Terça, 24 de
março de 2015
Michèlle
Canes - Repórter da Agência Brasil
Os casos de assassinatos de jovens negros no Brasil foram
tema central de audiência pública da Comissão Interamericana de Direitos Humanos
(CIDH) da Organização dos Estados Americanos (OEA). O debate aconteceu em
Washington, nos Estados Unidos, na última sexta-feira (20), quando foram
abordadas denúncias de diferentes regiões brasileiras.
“Temos inúmeros casos denunciados pelos centros de Defesa da
Criança e do Adolescente (Cedeca), e a gente achou importante dar visibilidade
e pedir que a comissão faça recomendações ao governo brasileiro, no sentido de
adotar medidas para coibir essa violência que, na maioria das vezes, é
provocada por agentes públicos do Estado”, disse Denise Campos, membro da
coordenação colegiada da Associação Nacional dos Centros de Defesa da Criança e
do Adolescente (Anced), que participou da audiência.
Pedro Pereira, também da Anced, diz que os números de
assassinatos têm crescido no país. “A própria Anistia Internacional lançou uma
campanha, em novembro de 2014, divulgando a informação que de 30 mil jovens
entre 15 e 29 anos assassinados no Brasil, em 2012, 77% eram negros”. Segundo
Denise, duas organizações da sociedade civil participaram da audiência: a
Justiça Global, que tratou de temas como ou autos de resistência; e a
Quilombola X, que tratou do racismo. Ambas defendem que o governo brasileiro
precisa ter respostas mais efetivas para combater o racismo e conter as mortes
da juventude negra no país.
O debate teve a participação do governo brasileiro,
representado pelo secretário de Políticas de Ações Afirmativas da Secretaria
Especial de Promoção da Igualdade Racial (Seppir), Ronaldo Barros. Segundo ele,
o governo vem implantando ações como o Plano Juventude Viva, que inclui 44
projetos para diminuir a vulnerabilidade da juventude negra. “Não há demora [na
implementação de ações], há a necessidade de aperfeiçoar os mecanismos. O
Estado não está de olhos fechado para essa situação, e tem feito ações tanto no
Executivo, quanto no Judiciário e no Legislativo”. O secretário citou também a
assinatura de protocolo de redução de barreiras de acesso à Justiça e oficinas
junto a agentes públicos para combater o racismo.
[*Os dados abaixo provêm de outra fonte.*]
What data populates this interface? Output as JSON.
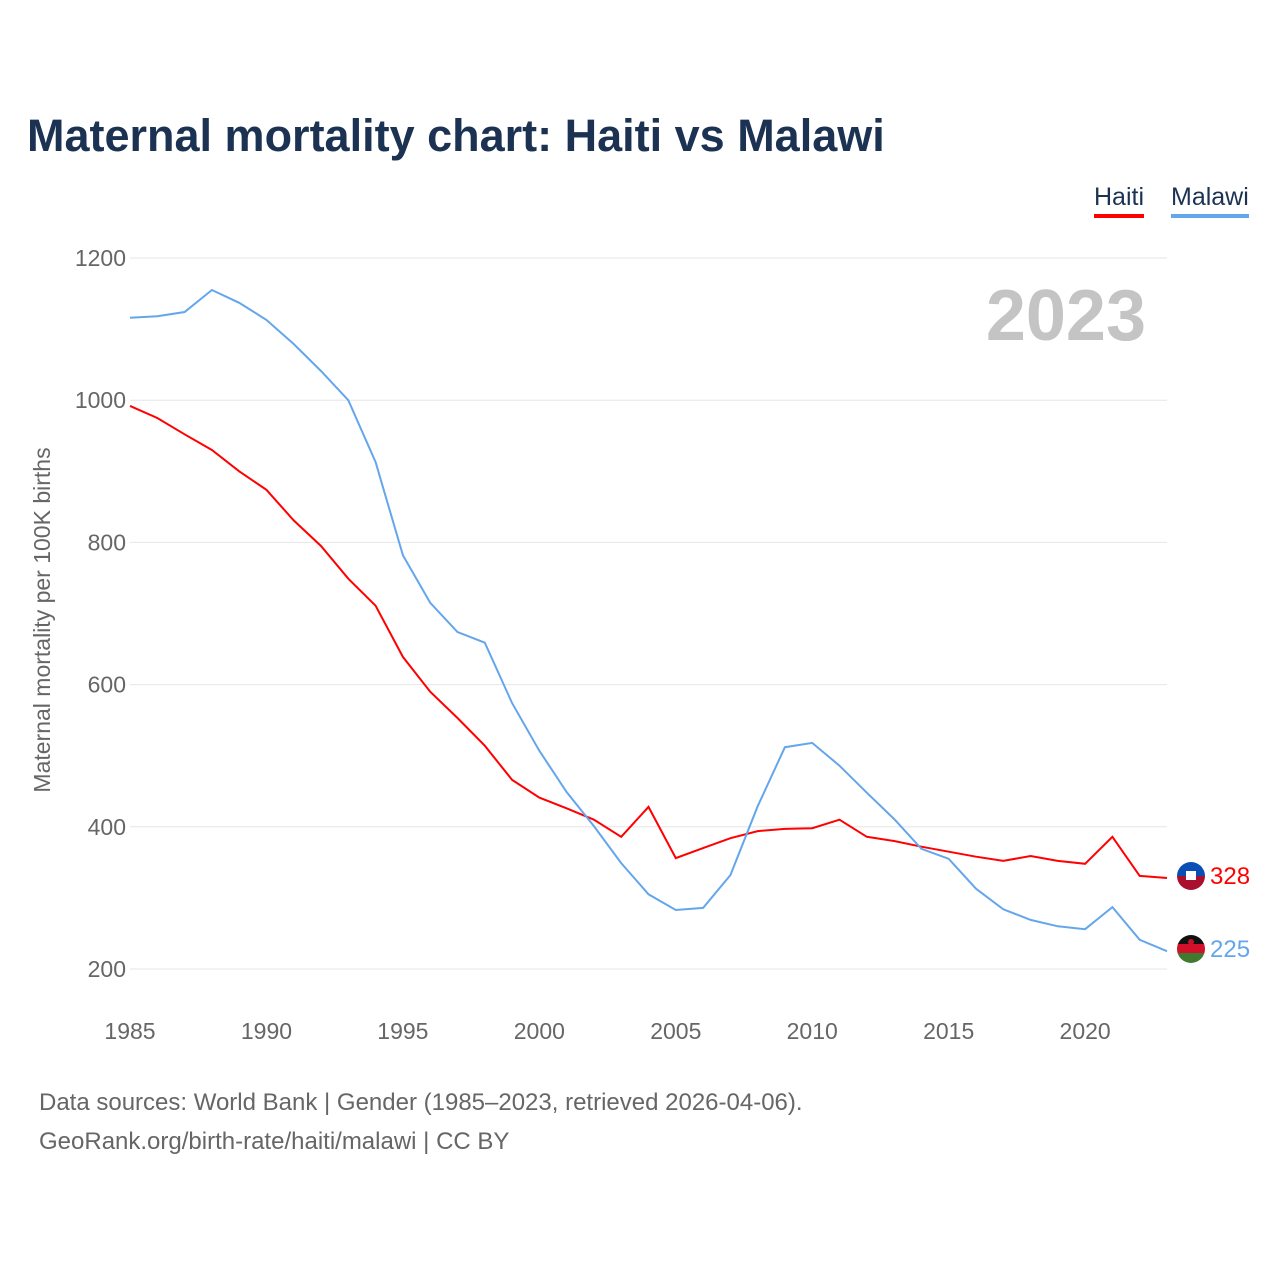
{
  "title": "Maternal mortality chart: Haiti vs Malawi",
  "footer": {
    "line1": "Data sources: World Bank | Gender (1985–2023, retrieved 2026-04-06).",
    "line2": "GeoRank.org/birth-rate/haiti/malawi | CC BY"
  },
  "chart_data": {
    "type": "line",
    "title": "Maternal mortality chart: Haiti vs Malawi",
    "ylabel": "Maternal mortality per 100K births",
    "xlabel": "",
    "year_label": "2023",
    "xlim": [
      1985,
      2023
    ],
    "ylim": [
      200,
      1200
    ],
    "xticks": [
      "1985",
      "1990",
      "1995",
      "2000",
      "2005",
      "2010",
      "2015",
      "2020"
    ],
    "yticks": [
      "200",
      "400",
      "600",
      "800",
      "1000",
      "1200"
    ],
    "grid": true,
    "legend_position": "top-right",
    "x": [
      1985,
      1986,
      1987,
      1988,
      1989,
      1990,
      1991,
      1992,
      1993,
      1994,
      1995,
      1996,
      1997,
      1998,
      1999,
      2000,
      2001,
      2002,
      2003,
      2004,
      2005,
      2006,
      2007,
      2008,
      2009,
      2010,
      2011,
      2012,
      2013,
      2014,
      2015,
      2016,
      2017,
      2018,
      2019,
      2020,
      2021,
      2022,
      2023
    ],
    "series": [
      {
        "name": "Haiti",
        "color": "#ff0000",
        "end_label": "328",
        "values": [
          992,
          975,
          952,
          930,
          900,
          874,
          831,
          795,
          749,
          711,
          639,
          590,
          553,
          514,
          466,
          441,
          426,
          410,
          386,
          428,
          356,
          370,
          384,
          394,
          397,
          398,
          410,
          386,
          380,
          372,
          365,
          358,
          352,
          359,
          352,
          348,
          386,
          331,
          328
        ]
      },
      {
        "name": "Malawi",
        "color": "#64a6ec",
        "end_label": "225",
        "values": [
          1116,
          1118,
          1124,
          1155,
          1137,
          1113,
          1079,
          1041,
          1000,
          913,
          782,
          715,
          674,
          659,
          574,
          507,
          449,
          401,
          349,
          305,
          283,
          286,
          332,
          429,
          512,
          518,
          486,
          448,
          411,
          369,
          355,
          313,
          284,
          269,
          260,
          256,
          287,
          241,
          225
        ]
      }
    ]
  }
}
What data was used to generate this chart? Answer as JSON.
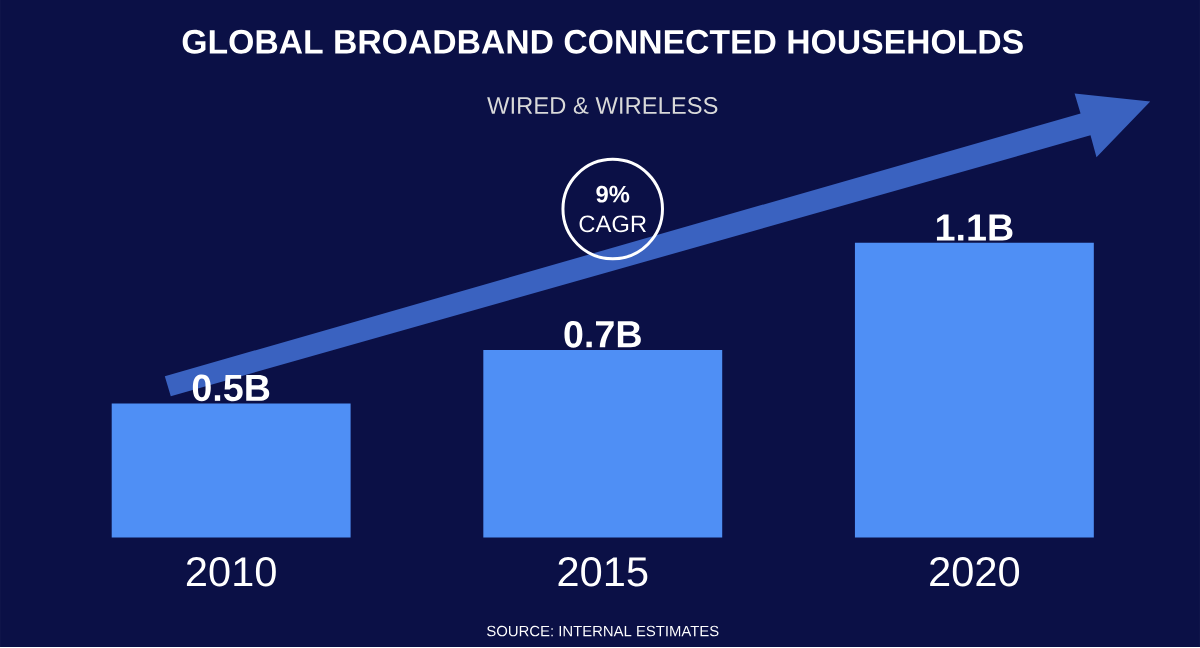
{
  "chart_data": {
    "type": "bar",
    "title": "GLOBAL BROADBAND CONNECTED HOUSEHOLDS",
    "subtitle": "WIRED & WIRELESS",
    "categories": [
      "2010",
      "2015",
      "2020"
    ],
    "values": [
      0.5,
      0.7,
      1.1
    ],
    "value_labels": [
      "0.5B",
      "0.7B",
      "1.1B"
    ],
    "color": "#4f8ff5",
    "annotations": [
      "**9%** CAGR",
      "SOURCE: INTERNAL ESTIMATES"
    ]
  }
}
Denise ressalta que apesar de o governo ter reconhecido o
problema das mortes, ainda é preciso colocar em prática ações mais concretas.
“Eles falaram sobre o Plano Juventude Viva, que tem uma série de ações, e a
própria comissão chamou a atenção do governo porque, na verdade, tem que
apresentar ações mais concretas. Ações que realmente se traduzam em questão
eficaz, e não ficar só no debate. Reconhecer é importante, mas não é
suficiente”. Ela conta que alguns pontos foram debatidos, como a
desmilitarização da polícia e os chamados autos de resistência.
“Nós estamos em período de ajustes, e não em período de
resolução imediata, e a gente espera que os novos ajustes, com ações
afirmativas – cotas, trabalho decente para as trabalhadoras domésticas –
consiga realmente incidir nesse índice de letalidade existente”, disse o
secretário. Para ele, o período de implantação das ações do plano ainda é curto
para poder avaliar se houve ou não eficácia na redução das mortes, e reforça
que os mecanismos precisam ser ajustados para serem cada vez mais eficientes.
Ronaldo Barros disse que a CIDH vai fazer um conjunto de
recomendações para que o governo brasileiro tenha ações não só na esfera do
monitoramento, mas também na incidência direta sobre o controle externo da
polícia, com promotorias específicas para melhorar a acessibilidade do jovem
negro à Justiça. Para ele, o problema precisa ser debatido também na sociedade,
e a participação dos movimentos sociais é importante para por as ações em
prática. Segundo o secretário, a audiência é um espaço para debater um assunto,
não significa um processo para o país.